30 de julio 2007 - 00:00

"Sarko" irrita a Alemania

Berlín - El huracán Sarkozy amenaza con llevarse por delante los méritos en política exterior del Ejecutivo de Angela Merkel y, de paso, algunas de las oportunidades de negocio alemanas en el extranjero. De ahí el aluvión de críticas que el presidente francés ha recibido en la última semana, si bien no oficialmente desde el gobierno germano, sí por parte de todos los partidos políticos, que han dejado claro su malestar en declaraciones a la prensa nacional.

El diario conservador « Frankfurter Allgemeine Zeitung» abrió su edición del sábado con un titular contundente: «Enfado y asombro con Sarkozy», mientras el progresista «Süddeutsche Zeitung» señaló que cada vez son más las fricciones entre ambas cancillerías.

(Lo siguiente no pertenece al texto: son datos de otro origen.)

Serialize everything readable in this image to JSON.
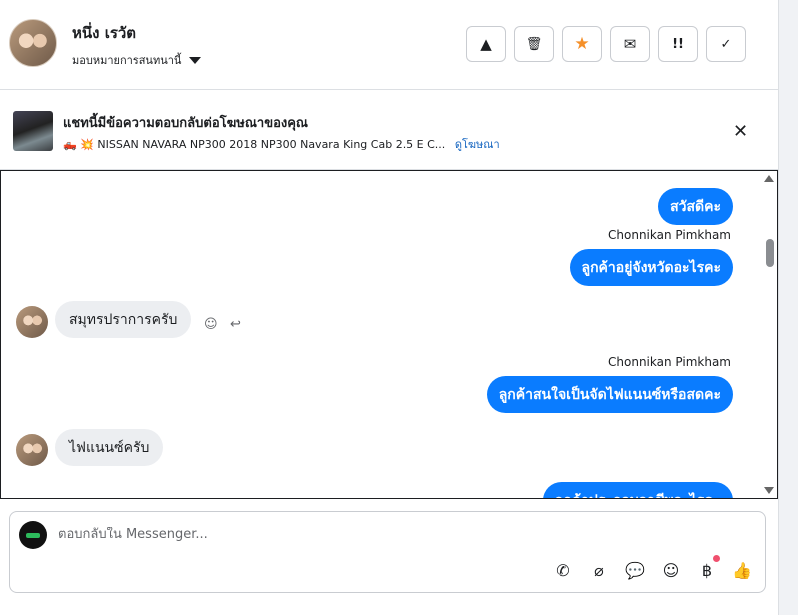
{
  "header": {
    "contact_name": "หนึ่ง เรวัต",
    "assign_label": "มอบหมายการสนทนานี้",
    "tools": [
      {
        "icon": "warning-icon",
        "glyph": "▲"
      },
      {
        "icon": "trash-icon",
        "glyph": "🗑"
      },
      {
        "icon": "star-icon",
        "glyph": "★"
      },
      {
        "icon": "envelope-icon",
        "glyph": "✉"
      },
      {
        "icon": "priority-icon",
        "glyph": "!!"
      },
      {
        "icon": "check-icon",
        "glyph": "✓"
      }
    ]
  },
  "ad": {
    "title": "แชทนี้มีข้อความตอบกลับต่อโฆษณาของคุณ",
    "subtitle": "🛻 💥 NISSAN NAVARA NP300 2018 NP300 Navara King Cab 2.5 E C...",
    "link": "ดูโฆษณา",
    "close_glyph": "✕"
  },
  "messages": [
    {
      "direction": "out",
      "text": "สวัสดีคะ"
    },
    {
      "direction": "out",
      "sender": "Chonnikan Pimkham",
      "text": "ลูกค้าอยู่จังหวัดอะไรคะ"
    },
    {
      "direction": "in",
      "text": "สมุทรปราการครับ"
    },
    {
      "direction": "out",
      "sender": "Chonnikan Pimkham",
      "text": "ลูกค้าสนใจเป็นจัดไฟแนนซ์หรือสดคะ"
    },
    {
      "direction": "in",
      "text": "ไฟแนนซ์ครับ"
    },
    {
      "direction": "out",
      "text": "ลูกค้าประกอบอาชีพอะไรคะ"
    }
  ],
  "message_actions": {
    "react_glyph": "☺",
    "reply_glyph": "↩"
  },
  "composer": {
    "placeholder": "ตอบกลับใน Messenger...",
    "tools": [
      {
        "icon": "call-add-icon",
        "glyph": "✆"
      },
      {
        "icon": "attachment-icon",
        "glyph": "⌀"
      },
      {
        "icon": "chat-bubble-icon",
        "glyph": "💬"
      },
      {
        "icon": "emoji-icon",
        "glyph": "☺"
      },
      {
        "icon": "baht-icon",
        "glyph": "฿"
      },
      {
        "icon": "thumbs-up-icon",
        "glyph": "👍"
      }
    ]
  },
  "colors": {
    "accent": "#0a7cff",
    "star": "#f5902a",
    "link": "#1565c0"
  }
}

Las plumas comenzaron a afilarseel pasado martes, cuando una sonriente Cecilia Sarkozy conseguía acaparar la atención mediática con la liberación de las cinco enfermeras búlgaras y el médico palestino condenados a muerte en Libia por la supuesta propagación del virus del sida a más de 400 niños. Con esta aparición de última hora, el líder francés se adjudicó el éxito de unas negociaciones diplomáticas que durante años ha conducido la Unión Europea y, sobre todo el último semestre, de la mano de la Presidencia de turno alemana y de su ministro de Exteriores, el socialdemócrata Frank-Walter Steinmeier.

  • Comunicado

  • Berlín no tardó en reaccionar. Steinmeier recordó, a través de un comunicado, el importante papel que había jugado su Ministerio para alcanzar el feliz desenlace. «El regreso [de las enfermeras] a su país es el resultado de largas y difíciles negociaciones. Estoy orgulloso de que durante nuestra presidencia del Consejo (Europeo) pudiésemoscontribuir a ello». Los medios no tardaron en reaccionar, y «Spiegel Online» insinuó incluso que el matrimonio Sarkozy estuvo a punto de echar a perder un acuerdo prácticamente pactado entre la UE y el régimen de Muamar Kadafi.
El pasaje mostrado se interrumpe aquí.